New legislation passing through the Scottish parliament will see changes made to the rules around personal bankruptcy, with the aim being to provide better protections to people in financial difficulty.
A second coronavirus bill has been put before parliamentarians in Holyrood, with part of the plan being to see the minimum level at which creditors can legally make a debtor bankrupt raised to £10,000.
The idea behind the raising of that threshold is to provide further protection to people who have found themselves thrust into real financial problems in recent weeks because of the coronavirus crisis.
Across Scotland, many thousands of people have been left with far lower incomes than they previously had coming into their households because of the virus situation.
For a lot of people, the lockdown and the sudden need for social distancing has resulted in them losing their jobs or seeing their incomes collapse, which for many has meant their debts have gone from being manageable to being unsustainable.
The proposals within the new legislation are designed to give people in that situation in Scotland a better chance of getting to grips with their debts and finding a way forward that doesn’t involve bankruptcy.
The Scottish government has said the incoming laws, in conjunction with others already on the books, should ensure that anyone pushed into unsustainable debt during the coronavirus crisis will be able to get the help they need.

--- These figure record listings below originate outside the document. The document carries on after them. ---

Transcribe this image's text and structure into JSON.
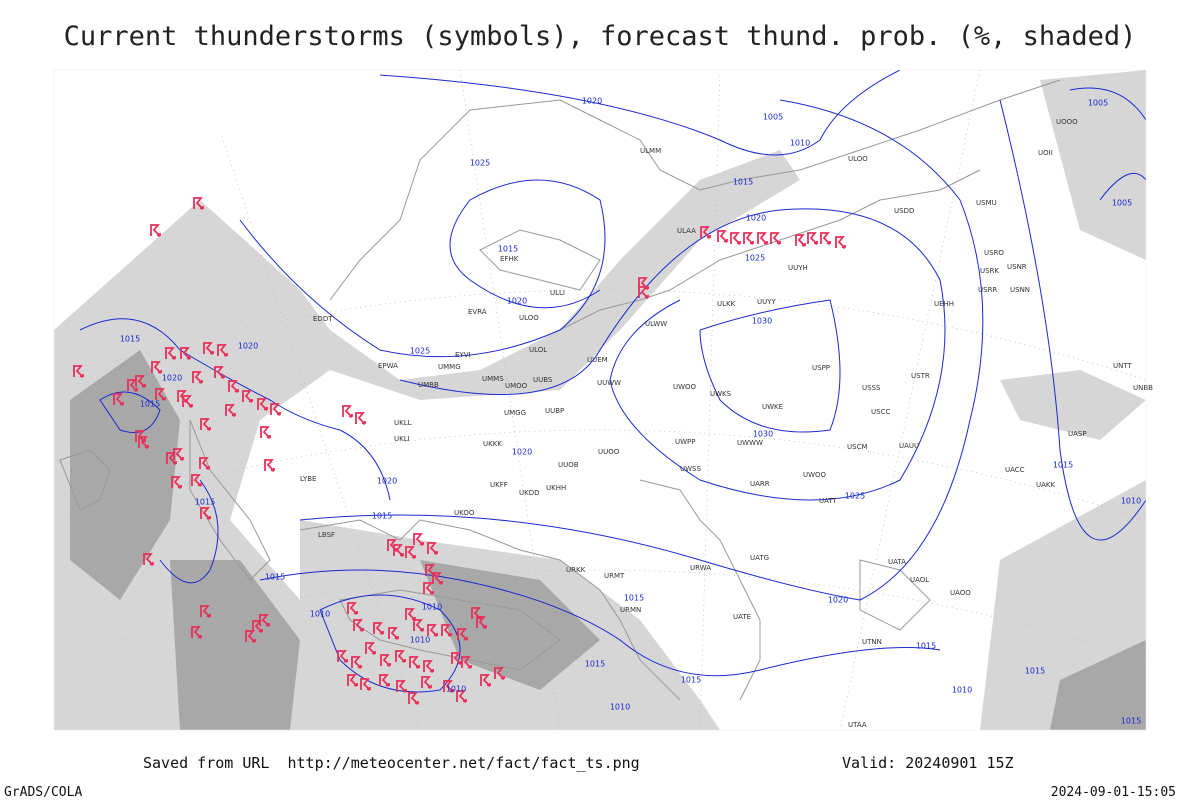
{
  "title": "Current thunderstorms (symbols), forecast thund. prob. (%, shaded)",
  "footer": {
    "source": "Saved from URL  http://meteocenter.net/fact/fact_ts.png",
    "valid": "Valid: 20240901 15Z",
    "software": "GrADS/COLA",
    "timestamp": "2024-09-01-15:05"
  },
  "isobar_labels": [
    1020,
    1005,
    1010,
    1025,
    1015,
    1020,
    1005,
    1005,
    1015,
    1025,
    1020,
    1030,
    1025,
    1015,
    1020,
    1020,
    1015,
    1030,
    1020,
    1020,
    1015,
    1025,
    1015,
    1010,
    1015,
    1015,
    1020,
    1015,
    1010,
    1010,
    1010,
    1015,
    1015,
    1010,
    1015,
    1010,
    1015,
    1010,
    1015
  ],
  "station_labels": [
    "ULAA",
    "UUYH",
    "ULKK",
    "UUYY",
    "UEHH",
    "ULWW",
    "USPP",
    "UUEM",
    "UWOO",
    "UUWW",
    "USSS",
    "USTR",
    "UWKS",
    "UWKE",
    "UWPP",
    "USCC",
    "UWWW",
    "USCM",
    "UAUU",
    "UWSS",
    "UWOO",
    "UARR",
    "UATT",
    "UACC",
    "UAKK",
    "UASP",
    "UNBB",
    "UNTT",
    "USRR",
    "USNN",
    "USRK",
    "USNR",
    "USRO",
    "USMU",
    "USDD",
    "ULOO",
    "UOOO",
    "UOII",
    "ULMM",
    "EFHK",
    "ULLI",
    "EVRA",
    "ULOO",
    "ULOL",
    "EDDT",
    "EPWA",
    "EYVI",
    "UMMG",
    "UMMS",
    "UMOO",
    "UUBS",
    "UMBB",
    "UKLL",
    "UKLI",
    "UMGG",
    "UUBP",
    "UKKK",
    "UUOO",
    "UUOB",
    "UKHH",
    "UKDD",
    "UKFF",
    "UATG",
    "UATA",
    "UAOL",
    "UAOO",
    "URWA",
    "URMT",
    "URMN",
    "UTNN",
    "UTAA",
    "LYBE",
    "LBSF",
    "UKOO",
    "URKK",
    "UATE"
  ]
}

Other important laws in these contexts include those that give debtors in Scotland six months’ worth of protections from their creditors and those associated with Debt Arrangement Schemes, which give anyone who can pay their debts a plan of action for doing so.
“The Scottish government is determined to do all we can to help individuals and businesses who are facing hardship as a result of this unprecedented crisis,” said constitutional secretary Michal Russell.
“The bill will help many people facing bankruptcy, adding to emergency measures which the Scottish parliament has already approved.”